Thursday, March 12, 2009

Wishing I was Cool

Well, I'm reflecting on the amount of fun I would have this weekend if I could run Way to Cool 50k. I had to back out or the race this coming weekend due to two injuries. Man, I love Cool. Good competition, fast times...spring in the American River Canyon. Dang!

And, missing Georgetown Hotel on Saturday night—a bunch of tired ultrarunners descending on the locals like some kind of freak show to take over their karaoke. You haven't experienced Cool until you've witnessed AJW belting out Born to Run with a pitcher of beer in his hand, Jurek singing Painted Black by the Stones (pretty darn good I might add), or the old hard-nosed lady bartender kickin' a local out. Run hard at Cool, then sing karaoke in Georgetown with a bunch of drunk ultrarunners—what could be better?

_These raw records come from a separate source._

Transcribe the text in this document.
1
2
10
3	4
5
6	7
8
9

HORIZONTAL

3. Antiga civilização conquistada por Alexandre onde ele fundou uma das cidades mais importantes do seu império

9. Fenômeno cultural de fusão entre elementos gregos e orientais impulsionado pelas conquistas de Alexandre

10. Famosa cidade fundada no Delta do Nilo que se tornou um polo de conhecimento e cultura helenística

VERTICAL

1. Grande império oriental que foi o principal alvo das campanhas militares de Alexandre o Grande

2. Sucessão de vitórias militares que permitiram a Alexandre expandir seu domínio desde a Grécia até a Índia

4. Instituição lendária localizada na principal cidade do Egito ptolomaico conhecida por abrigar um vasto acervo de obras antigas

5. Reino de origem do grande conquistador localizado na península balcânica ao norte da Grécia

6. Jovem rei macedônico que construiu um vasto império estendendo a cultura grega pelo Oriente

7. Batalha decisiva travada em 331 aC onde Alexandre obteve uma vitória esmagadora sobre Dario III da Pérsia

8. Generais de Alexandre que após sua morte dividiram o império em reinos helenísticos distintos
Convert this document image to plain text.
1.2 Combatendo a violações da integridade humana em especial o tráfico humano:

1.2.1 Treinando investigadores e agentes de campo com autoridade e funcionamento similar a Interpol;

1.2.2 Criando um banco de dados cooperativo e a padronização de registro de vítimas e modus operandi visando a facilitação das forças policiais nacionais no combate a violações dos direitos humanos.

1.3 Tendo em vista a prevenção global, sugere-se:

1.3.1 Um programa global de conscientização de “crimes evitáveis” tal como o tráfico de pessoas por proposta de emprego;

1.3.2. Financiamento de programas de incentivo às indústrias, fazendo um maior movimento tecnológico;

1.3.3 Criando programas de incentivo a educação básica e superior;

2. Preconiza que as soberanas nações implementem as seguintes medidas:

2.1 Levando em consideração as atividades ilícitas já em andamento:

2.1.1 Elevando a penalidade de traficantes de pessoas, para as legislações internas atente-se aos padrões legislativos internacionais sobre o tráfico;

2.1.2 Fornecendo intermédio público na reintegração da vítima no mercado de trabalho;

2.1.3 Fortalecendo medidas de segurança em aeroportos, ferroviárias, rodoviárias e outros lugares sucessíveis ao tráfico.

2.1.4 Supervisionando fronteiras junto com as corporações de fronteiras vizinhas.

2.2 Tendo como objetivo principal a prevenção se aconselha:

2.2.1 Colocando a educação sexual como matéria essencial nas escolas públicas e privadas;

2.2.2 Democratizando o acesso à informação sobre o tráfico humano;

Every spring I get some kind of random injury. Dang. I've now officially been injured for 27 days. I broke my pinky toe on my left foot 27 days ago when I dropped an extension ladder on it. I was only able to bike or tele ski. So, fine, I'll do that. Then what happens? I strain my pes anserinus tendon at the insertion point 12 days ago, tele skiing in an icy section at Mt. Bachelor (caught my rear tip). Can I get a break here??

I have spent the last 12 days on my bike trainer watching Tour de France YouTube videos and pool running at Juniper Fitness Center. Sure, I'll be back...there's always next year at Cool...I'm just bummed to miss Cool this year and feeling a little sorry for myself after a 22 ounce oatmeal stout tonight while reading all the hype on blogs before Cool.

Have fun out there guys, run hard, sing Sweet Home Alabama...I won't be there to do my version. Okay, back to recovery...I have to ride my cross bike for a LONG time tomorrow morning to drown out the karaoke playing in my head. I wish I was Cool this weekend.